Bulan lalu, september 2018. Aku membaca salah satu tulisan blog yang membahas tentang cara-cara menjadi blogger sukses. Salah satunya adalah dengan membuat konten yang bagus. Dalam kasus sebagai blogger, konten ini adalah tulisan. Ya, memang ada juga yang menyelipkan gambar, video dan konten kreatif lainnya. Dalam tulisan blog yang aku baca saat itu membahas konten yang berupa tulisan.

Tidak mudah membuat konten tulisan yang bagus. Apalagi memenuhi tujuan “bermanfaat untuk orang lain”. Karena bermanfaat itu kata lain dari yang dibutuhkan orang. Kita cenderung tidak pernah mau untuk mencoba memahami atau hanya sekedar ingin tahu apa yang dibutuhkan orang.
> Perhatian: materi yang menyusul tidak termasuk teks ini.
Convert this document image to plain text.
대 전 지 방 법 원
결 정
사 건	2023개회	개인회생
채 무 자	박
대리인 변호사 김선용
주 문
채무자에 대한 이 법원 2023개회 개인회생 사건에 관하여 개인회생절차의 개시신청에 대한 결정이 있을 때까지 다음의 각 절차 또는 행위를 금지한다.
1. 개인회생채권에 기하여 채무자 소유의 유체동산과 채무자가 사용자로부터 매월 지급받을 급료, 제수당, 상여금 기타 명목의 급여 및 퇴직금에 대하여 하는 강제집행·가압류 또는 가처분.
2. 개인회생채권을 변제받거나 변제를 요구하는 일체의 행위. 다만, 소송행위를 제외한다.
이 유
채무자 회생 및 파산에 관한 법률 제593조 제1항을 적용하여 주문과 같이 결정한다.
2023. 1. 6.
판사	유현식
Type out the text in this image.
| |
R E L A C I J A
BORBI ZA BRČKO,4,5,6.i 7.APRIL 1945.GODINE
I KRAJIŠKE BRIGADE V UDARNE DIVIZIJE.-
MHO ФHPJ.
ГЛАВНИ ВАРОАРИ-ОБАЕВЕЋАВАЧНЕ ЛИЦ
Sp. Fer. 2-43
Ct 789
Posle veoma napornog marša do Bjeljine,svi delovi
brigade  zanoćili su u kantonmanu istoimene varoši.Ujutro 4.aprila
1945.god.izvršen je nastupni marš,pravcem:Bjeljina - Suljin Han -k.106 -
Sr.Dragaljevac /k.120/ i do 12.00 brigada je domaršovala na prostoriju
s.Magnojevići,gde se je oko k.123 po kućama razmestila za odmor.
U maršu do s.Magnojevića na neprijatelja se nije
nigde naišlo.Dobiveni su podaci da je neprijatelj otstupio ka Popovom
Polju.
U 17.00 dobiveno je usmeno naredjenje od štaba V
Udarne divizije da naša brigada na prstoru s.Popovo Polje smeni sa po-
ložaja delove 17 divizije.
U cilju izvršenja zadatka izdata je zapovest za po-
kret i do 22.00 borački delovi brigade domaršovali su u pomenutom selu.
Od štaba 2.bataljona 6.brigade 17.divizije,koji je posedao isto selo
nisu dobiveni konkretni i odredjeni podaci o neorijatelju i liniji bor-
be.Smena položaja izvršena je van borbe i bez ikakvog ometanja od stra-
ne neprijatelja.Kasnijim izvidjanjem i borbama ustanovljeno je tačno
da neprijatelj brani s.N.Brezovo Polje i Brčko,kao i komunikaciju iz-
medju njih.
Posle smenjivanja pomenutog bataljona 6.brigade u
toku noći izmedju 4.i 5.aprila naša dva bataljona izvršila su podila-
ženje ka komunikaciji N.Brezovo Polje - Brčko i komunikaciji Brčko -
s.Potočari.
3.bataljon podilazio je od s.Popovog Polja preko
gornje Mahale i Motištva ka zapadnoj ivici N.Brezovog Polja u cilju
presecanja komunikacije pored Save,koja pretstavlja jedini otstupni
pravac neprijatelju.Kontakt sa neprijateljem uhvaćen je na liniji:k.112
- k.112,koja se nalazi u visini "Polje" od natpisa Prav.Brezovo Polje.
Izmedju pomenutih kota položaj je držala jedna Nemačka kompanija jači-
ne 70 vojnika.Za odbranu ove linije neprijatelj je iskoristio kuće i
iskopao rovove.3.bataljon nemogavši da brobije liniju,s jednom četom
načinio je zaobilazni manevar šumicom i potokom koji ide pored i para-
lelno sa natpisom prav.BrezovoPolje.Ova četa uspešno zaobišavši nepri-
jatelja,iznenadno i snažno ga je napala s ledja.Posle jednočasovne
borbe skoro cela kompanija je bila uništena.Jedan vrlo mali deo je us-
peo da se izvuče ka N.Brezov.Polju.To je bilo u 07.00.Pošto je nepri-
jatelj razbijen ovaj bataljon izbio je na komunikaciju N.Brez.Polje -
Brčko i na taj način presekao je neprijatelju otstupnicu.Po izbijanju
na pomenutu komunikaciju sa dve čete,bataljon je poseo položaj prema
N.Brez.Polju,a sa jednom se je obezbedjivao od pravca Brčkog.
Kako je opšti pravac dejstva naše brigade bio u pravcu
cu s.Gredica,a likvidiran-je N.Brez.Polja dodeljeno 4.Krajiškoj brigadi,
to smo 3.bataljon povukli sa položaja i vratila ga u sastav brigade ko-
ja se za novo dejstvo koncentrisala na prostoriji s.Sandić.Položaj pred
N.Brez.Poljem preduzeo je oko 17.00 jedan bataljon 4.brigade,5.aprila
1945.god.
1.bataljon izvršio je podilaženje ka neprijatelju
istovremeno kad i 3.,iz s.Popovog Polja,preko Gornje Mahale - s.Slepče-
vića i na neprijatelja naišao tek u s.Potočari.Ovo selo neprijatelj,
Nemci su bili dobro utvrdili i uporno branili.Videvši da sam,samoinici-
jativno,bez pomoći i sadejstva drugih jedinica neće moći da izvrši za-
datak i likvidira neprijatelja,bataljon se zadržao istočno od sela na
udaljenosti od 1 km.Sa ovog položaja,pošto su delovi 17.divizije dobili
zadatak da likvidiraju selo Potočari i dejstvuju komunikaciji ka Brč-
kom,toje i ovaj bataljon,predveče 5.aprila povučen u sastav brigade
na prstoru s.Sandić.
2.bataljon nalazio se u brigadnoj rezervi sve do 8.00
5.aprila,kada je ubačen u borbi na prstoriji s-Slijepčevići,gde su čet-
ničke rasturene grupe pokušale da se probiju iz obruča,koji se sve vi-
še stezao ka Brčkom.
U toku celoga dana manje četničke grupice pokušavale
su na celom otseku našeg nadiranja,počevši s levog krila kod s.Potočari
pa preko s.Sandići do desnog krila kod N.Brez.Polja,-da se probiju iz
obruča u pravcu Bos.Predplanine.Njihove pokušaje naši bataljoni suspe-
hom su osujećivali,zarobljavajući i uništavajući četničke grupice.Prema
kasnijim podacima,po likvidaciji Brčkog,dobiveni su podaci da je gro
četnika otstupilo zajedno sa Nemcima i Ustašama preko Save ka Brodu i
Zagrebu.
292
Kita cenderung lebih tertarik pada diri kita masing-masing. Impian, masalah, perasaan, dan semua hal yang ada dalam diri kita sendiri. Tidak banyak ditemukan orang yang dengan tulus memahami orang lain. Impian, masalah, perasaan, dan semua hal yang ada dalam diri orang lain. Katanya, “aku tidak bisa membantu orang lain karena keadaan diri sendiri pun sekarang sulit.”

Agak nggak nyambung ya judul dengan isinya. Begitulah yang terjadi sekarang. Banyak yang nggak nyambung. Nggak cuman judul dan isi tulisan dari seorang blogger, bahkan artikel berita juga begitu. Sampai pada jabatan apa dan melakukan apa juga banyak yang nggak nyambung. 

Tulisan ini sebenernya adalah sebuah pengakuan. Yes. I’m a moody person. Orang-orang yang pernah bertemu dan berinteraksi beberapa kali denganku pasti juga mengakui itu. Sepertinya yang dilakukan salah satu orang yang mengenalku beberapa hari lalu. Mengirimkan pesan kepadaku. Menanyakan apakah aku besok ada waktu. Aku menjawabnya kenapa. Lalu beberapa jam kemudian dia membalas lagi. Mood kamu sedang dalam mode apakah?. Dan, aku jawab. I’m fine. Lalu percakapan itu berakhir. 
 

 
Yes. I’m a moody person. Tapi juga nggak sampai harus ditanya moodku lagi mode apa. Juga kalo kalian semua paham mood itu apa. Dan secepat apa itu berubah. Pertanyaan seperti itu sebenarnya tidak memerlukan jawaban. 

Ada kejadian lain lagi yang membuatku berpikir, apa seburuk itu menjadi seorang yang moody? Orang yang kukenal mengaku, dia merasa harus memikirkan beberapa kali untuk mengatakan kalo dia kangen denganku. Katanya, dia menanyakan pada dirinya sendiri. Kamu berhak kah kangen sama dia (read-aku). 

Mendengar apa yang dikatakan olehnya benar-benar membuatku berpikir, semengerikan itukah aku? Seburuk itukah aku sebagai orang yang moody? 

Terlepas dari pertanyaanku pada diri sendiri itu. Aku mengakui aku adalah orang yang moody. Yes. I’m a moody person. Dan, kalian tidak perlu sampai menanyakan pada orang yang moody “mood kamu sekarang sedang dalam mode apa?”.